Efficient Learning of Accurate Surrogates for Simulations of Complex Systems

This research proposes an online learning method for efficiently constructing surrogate models that can accurately emulate complex systems. The method consists of three key components:

  1. Sampling strategy for generating new training and testing data;
  2. Learning strategy for generating candidate surrogate models based on the training data;
  3. Validation metric for evaluating the effectiveness of candidate surrogate models on the testing data.

The authors use radial basis function (RBF) interpolation as the response surface for the surrogate model. This online method aims to ensure that the surrogate model captures all the local extrema (including endpoints) of the response surface and adopts a continuous validation and updating mechanism, where the surrogate model is retrained when its performance falls below an effectiveness threshold.

The main innovations of the authors are:

  1. Proposing an optimizer-driven sampling strategy that ensures the training data contains all the local extrema of the response surface, thereby guaranteeing the long-term effectiveness of the surrogate model.
  2. Designing an automated online learning workflow, including explicit validation and updating mechanisms, to generate a surrogate model that is effective for all future data.

Research process:

a) Validation workflow: - First, link the model to a database to automatically store the model’s inputs and outputs; - Then, retrieve the corresponding surrogate model from the database and evaluate its effectiveness using the testing data; - If ineffective, retrain the surrogate model using the stored model evaluation results; - If the retrained surrogate model has higher quality, store it; otherwise, use the sampler to generate new model evaluation data; - Repeat the above process until an effective surrogate model is generated on the testing data.

b) Evaluate the impact of sampling strategy and optimizer settings on efficiency: - Compared the efficiency of optimizer-driven sampling and random sampling on benchmark functions; - Optimizer-driven sampling better reproduces function behavior near extrema, but random sampling converges faster on average error; - Evaluated the impact of different optimizer configurations on sampling efficiency.
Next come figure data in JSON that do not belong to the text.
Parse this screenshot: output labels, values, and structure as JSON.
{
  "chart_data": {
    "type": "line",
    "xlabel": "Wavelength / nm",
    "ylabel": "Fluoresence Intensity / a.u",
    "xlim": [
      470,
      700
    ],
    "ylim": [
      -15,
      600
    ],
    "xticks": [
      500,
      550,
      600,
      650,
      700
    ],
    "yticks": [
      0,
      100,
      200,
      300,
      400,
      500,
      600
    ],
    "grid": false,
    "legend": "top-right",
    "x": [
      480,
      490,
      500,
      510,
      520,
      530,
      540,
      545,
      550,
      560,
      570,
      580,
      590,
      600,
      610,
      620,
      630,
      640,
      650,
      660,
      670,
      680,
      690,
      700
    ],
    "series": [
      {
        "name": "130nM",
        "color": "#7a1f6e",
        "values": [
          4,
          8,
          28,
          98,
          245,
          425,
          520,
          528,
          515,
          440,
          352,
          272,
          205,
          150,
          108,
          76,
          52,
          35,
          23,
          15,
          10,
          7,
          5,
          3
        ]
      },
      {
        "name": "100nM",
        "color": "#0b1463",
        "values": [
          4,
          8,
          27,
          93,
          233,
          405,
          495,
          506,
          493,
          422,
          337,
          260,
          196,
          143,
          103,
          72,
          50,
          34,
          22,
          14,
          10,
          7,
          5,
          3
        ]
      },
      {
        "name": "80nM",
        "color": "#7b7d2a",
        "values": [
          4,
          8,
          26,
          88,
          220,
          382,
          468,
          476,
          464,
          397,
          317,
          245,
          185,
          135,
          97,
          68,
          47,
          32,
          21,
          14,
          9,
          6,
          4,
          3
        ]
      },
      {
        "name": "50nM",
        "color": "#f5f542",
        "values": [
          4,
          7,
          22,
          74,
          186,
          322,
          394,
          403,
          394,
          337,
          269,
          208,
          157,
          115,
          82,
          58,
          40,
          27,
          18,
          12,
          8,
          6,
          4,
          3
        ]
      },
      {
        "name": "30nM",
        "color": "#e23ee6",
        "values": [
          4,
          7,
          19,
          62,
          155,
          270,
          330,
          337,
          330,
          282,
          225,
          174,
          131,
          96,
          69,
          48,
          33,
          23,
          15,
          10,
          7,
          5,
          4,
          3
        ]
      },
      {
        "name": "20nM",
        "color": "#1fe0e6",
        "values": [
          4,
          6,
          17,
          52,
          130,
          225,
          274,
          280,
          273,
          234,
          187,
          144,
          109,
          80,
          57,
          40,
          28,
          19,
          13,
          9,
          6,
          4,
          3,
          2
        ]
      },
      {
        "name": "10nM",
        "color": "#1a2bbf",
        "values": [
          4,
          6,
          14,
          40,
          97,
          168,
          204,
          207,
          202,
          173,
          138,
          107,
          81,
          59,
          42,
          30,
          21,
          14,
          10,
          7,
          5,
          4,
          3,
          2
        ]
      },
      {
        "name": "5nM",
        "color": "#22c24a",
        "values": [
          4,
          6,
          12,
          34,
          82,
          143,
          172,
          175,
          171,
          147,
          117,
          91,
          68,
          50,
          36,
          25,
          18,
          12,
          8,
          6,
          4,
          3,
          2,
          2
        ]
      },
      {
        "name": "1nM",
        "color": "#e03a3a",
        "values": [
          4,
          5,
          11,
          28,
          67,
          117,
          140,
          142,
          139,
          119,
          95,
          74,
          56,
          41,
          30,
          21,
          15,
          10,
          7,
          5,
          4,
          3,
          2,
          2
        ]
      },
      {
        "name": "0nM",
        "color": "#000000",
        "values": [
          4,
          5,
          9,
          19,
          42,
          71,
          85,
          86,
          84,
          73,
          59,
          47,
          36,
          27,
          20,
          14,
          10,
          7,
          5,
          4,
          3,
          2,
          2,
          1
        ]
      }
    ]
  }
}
c) Application to two physical problems: - Constructed accurate surrogate models for the high-density nuclear matter equation of state, including the phase transition region; - Constructed high-precision surrogate models for the radial distribution function of strongly coupled plasmas.

d) Research value: - The proposed online learning method can efficiently generate long-term effective surrogate models for complex systems, avoiding limitations of traditional methods; - Has broad application prospects in fields such as physical modeling, helping to improve computational efficiency; - The research method is general and can be applied to various scientific problems.

e) Research highlights: - Innovative sampling strategy ensures the surrogate model contains all critical points of the response surface; - Automated online learning workflow continuously evaluates and improves surrogate model quality; - Successfully applied to challenging physical problems such as the nuclear matter equation of state and plasma simulations.

This research proposes an innovative online learning method for efficiently constructing long-term effective surrogate models of complex systems, which is valuable for improving simulation efficiency and saving computational resources. The research method is general and has broad application prospects in fields such as physical modeling.